W miejscowości Paprotki (woj. dolnośląskie) zapaliła się komora silnika autobusu wiozącego dzieci do szkoły. Kierowca wraz z opiekunem ewakuowali pasażerów. Pierwszy pożar gasił kierowca pojazdu, później do akcji przystąpili strażacy.
Do zdarzenia doszło w poniedziałek przed godziną 8. Autobus szkolny wiozący sześcioro dzieci do szkoły w Lubawce zapalił się w miejscowości Paprotki.

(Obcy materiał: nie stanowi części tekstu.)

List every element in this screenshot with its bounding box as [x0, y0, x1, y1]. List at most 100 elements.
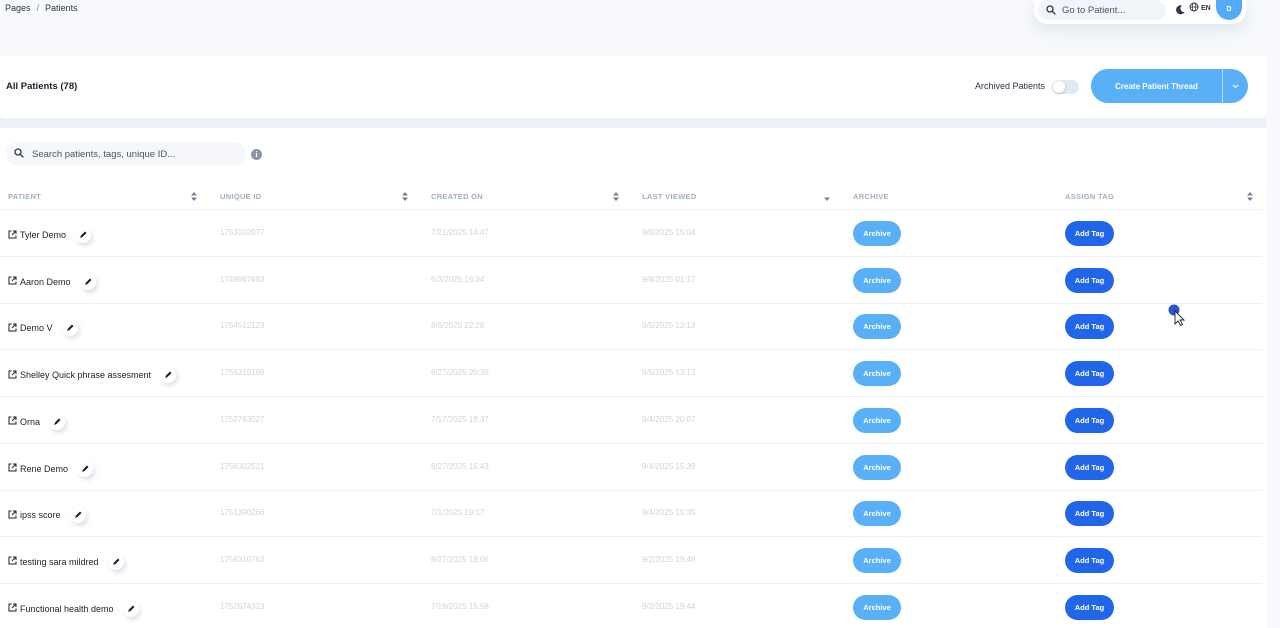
edit-pencil-icon[interactable]	[77, 461, 93, 477]
patient-name[interactable]: Demo V	[20, 323, 53, 333]
created-on-cell: 6/3/2025 16:34	[431, 274, 485, 284]
external-link-icon[interactable]	[8, 416, 17, 427]
edit-pencil-icon[interactable]	[80, 274, 96, 290]
patient-name-cell: Orna	[8, 414, 65, 430]
external-link-icon[interactable]	[8, 370, 17, 381]
patient-search-bar	[6, 142, 246, 166]
create-patient-thread-label: Create Patient Thread	[1115, 81, 1198, 91]
created-on-cell: 7/16/2025 15:58	[431, 601, 489, 611]
patient-name-cell: ipss score	[8, 507, 86, 523]
external-link-icon[interactable]	[8, 230, 17, 241]
column-header-patient[interactable]: PATIENT	[8, 192, 41, 201]
patient-name-cell: Shelley Quick phrase assesment	[8, 367, 176, 383]
sort-icon[interactable]	[402, 192, 408, 201]
column-header-archive: ARCHIVE	[853, 192, 889, 201]
archive-button[interactable]: Archive	[853, 547, 901, 573]
archive-button[interactable]: Archive	[853, 314, 901, 340]
patient-name[interactable]: testing sara mildred	[20, 557, 99, 567]
add-tag-button[interactable]: Add Tag	[1065, 267, 1114, 293]
unique-id-cell: 1756319186	[220, 368, 265, 378]
chevron-down-icon[interactable]	[1223, 84, 1248, 89]
edit-pencil-icon[interactable]	[49, 414, 65, 430]
patient-name[interactable]: Rene Demo	[20, 464, 68, 474]
created-on-cell: 7/17/2025 18:37	[431, 414, 489, 424]
external-link-icon[interactable]	[8, 276, 17, 287]
language-selector[interactable]: EN	[1189, 2, 1211, 14]
add-tag-button[interactable]: Add Tag	[1065, 454, 1114, 480]
created-on-cell: 7/1/2025 19:17	[431, 508, 485, 518]
moon-icon[interactable]	[1174, 3, 1186, 15]
avatar[interactable]: D	[1216, 0, 1242, 20]
last-viewed-cell: 9/4/2025 15:35	[642, 508, 696, 518]
column-header-last-viewed[interactable]: LAST VIEWED	[642, 192, 697, 201]
patient-search-input[interactable]	[32, 148, 232, 160]
external-link-icon[interactable]	[8, 603, 17, 614]
add-tag-button[interactable]: Add Tag	[1065, 407, 1114, 433]
last-viewed-cell: 9/5/2025 13:13	[642, 368, 696, 378]
sort-icon[interactable]	[191, 192, 197, 201]
edit-pencil-icon[interactable]	[62, 320, 78, 336]
archive-button[interactable]: Archive	[853, 594, 901, 620]
archive-button[interactable]: Archive	[853, 361, 901, 387]
created-on-cell: 8/27/2025 15:43	[431, 461, 489, 471]
unique-id-cell: 1756310763	[220, 554, 265, 564]
unique-id-cell: 1751390266	[220, 508, 265, 518]
last-viewed-cell: 9/2/2025 19:48	[642, 554, 696, 564]
info-icon[interactable]: i	[251, 149, 262, 160]
patient-name-cell: Functional health demo	[8, 601, 139, 617]
edit-pencil-icon[interactable]	[70, 507, 86, 523]
external-link-icon[interactable]	[8, 556, 17, 567]
goto-patient-placeholder: Go to Patient...	[1062, 4, 1126, 16]
last-viewed-cell: 9/5/2025 13:13	[642, 321, 696, 331]
breadcrumb-pages[interactable]: Pages	[5, 3, 31, 13]
search-icon	[14, 145, 24, 163]
archive-button[interactable]: Archive	[853, 407, 901, 433]
topbar: Pages / Patients Go to Patient... EN D	[0, 0, 1280, 40]
last-viewed-cell: 9/8/2025 01:17	[642, 274, 696, 284]
last-viewed-cell: 9/4/2025 15:39	[642, 461, 696, 471]
created-on-cell: 8/27/2025 18:06	[431, 554, 489, 564]
external-link-icon[interactable]	[8, 463, 17, 474]
table-row: Orna 1752783027 7/17/2025 18:37 9/4/2025 20…	[0, 397, 1262, 444]
language-code: EN	[1201, 4, 1211, 12]
table-header: PATIENT UNIQUE ID CREATED ON LAST VIEWED…	[0, 182, 1262, 210]
edit-pencil-icon[interactable]	[108, 554, 124, 570]
created-on-cell: 8/6/2025 22:28	[431, 321, 485, 331]
edit-pencil-icon[interactable]	[75, 227, 91, 243]
patient-name[interactable]: ipss score	[20, 510, 61, 520]
sort-icon[interactable]	[1247, 192, 1253, 201]
table-row: testing sara mildred 1756310763 8/27/2025 …	[0, 537, 1262, 584]
patient-name[interactable]: Shelley Quick phrase assesment	[20, 370, 151, 380]
column-header-unique-id[interactable]: UNIQUE ID	[220, 192, 261, 201]
patient-name[interactable]: Aaron Demo	[20, 277, 71, 287]
edit-pencil-icon[interactable]	[160, 367, 176, 383]
archive-button[interactable]: Archive	[853, 267, 901, 293]
archive-button[interactable]: Archive	[853, 501, 901, 527]
add-tag-button[interactable]: Add Tag	[1065, 594, 1114, 620]
table-row: Functional health demo 1752674323 7/16/202…	[0, 584, 1262, 628]
create-patient-thread-button[interactable]: Create Patient Thread	[1091, 69, 1248, 103]
edit-pencil-icon[interactable]	[123, 601, 139, 617]
goto-patient-search[interactable]: Go to Patient...	[1038, 0, 1166, 20]
column-header-assign-tag[interactable]: ASSIGN TAG	[1065, 192, 1114, 201]
add-tag-button[interactable]: Add Tag	[1065, 501, 1114, 527]
patient-name[interactable]: Orna	[20, 417, 40, 427]
external-link-icon[interactable]	[8, 510, 17, 521]
sort-icon[interactable]	[613, 192, 619, 201]
sort-desc-icon[interactable]	[824, 192, 830, 201]
archived-patients-toggle[interactable]	[1052, 80, 1079, 94]
breadcrumb-current: Patients	[45, 3, 78, 13]
patient-name-cell: Aaron Demo	[8, 274, 96, 290]
column-header-created-on[interactable]: CREATED ON	[431, 192, 483, 201]
add-tag-button[interactable]: Add Tag	[1065, 547, 1114, 573]
patient-name[interactable]: Tyler Demo	[20, 230, 66, 240]
archive-button[interactable]: Archive	[853, 221, 901, 246]
archive-button[interactable]: Archive	[853, 454, 901, 480]
last-viewed-cell: 9/2/2025 19:44	[642, 601, 696, 611]
patient-name[interactable]: Functional health demo	[20, 604, 114, 614]
external-link-icon[interactable]	[8, 323, 17, 334]
add-tag-button[interactable]: Add Tag	[1065, 221, 1114, 246]
add-tag-button[interactable]: Add Tag	[1065, 314, 1114, 340]
globe-icon	[1189, 2, 1199, 14]
add-tag-button[interactable]: Add Tag	[1065, 361, 1114, 387]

- Kierowca i opiekun najpierw ewakuowali dzieci, później kierowca sam przystąpił do gaszenia pożaru - mówi Karol Leszczyński ze straży pożarnej w Kamiennej Górze.
Dzieci całe i zdrowe
Po dojechaniu na miejsce strażacy przystąpili do gaszenia komory silnika pojazdu. Na miejscu było pięć jednostek straży pożarnej. Spaleniu uległ tył autobusu. Nie wiadomo, co było przyczyną powstania pożaru.
Dzieci zostały ewakuowane do najbliższego budynku, gdzie w cieple czekały na kolejny autobus. Część z nich została odebrana przez rodziców. Oprócz kierowcy, który poparzył sobie ręce, nikomu więcej nic poważnego się nie stało.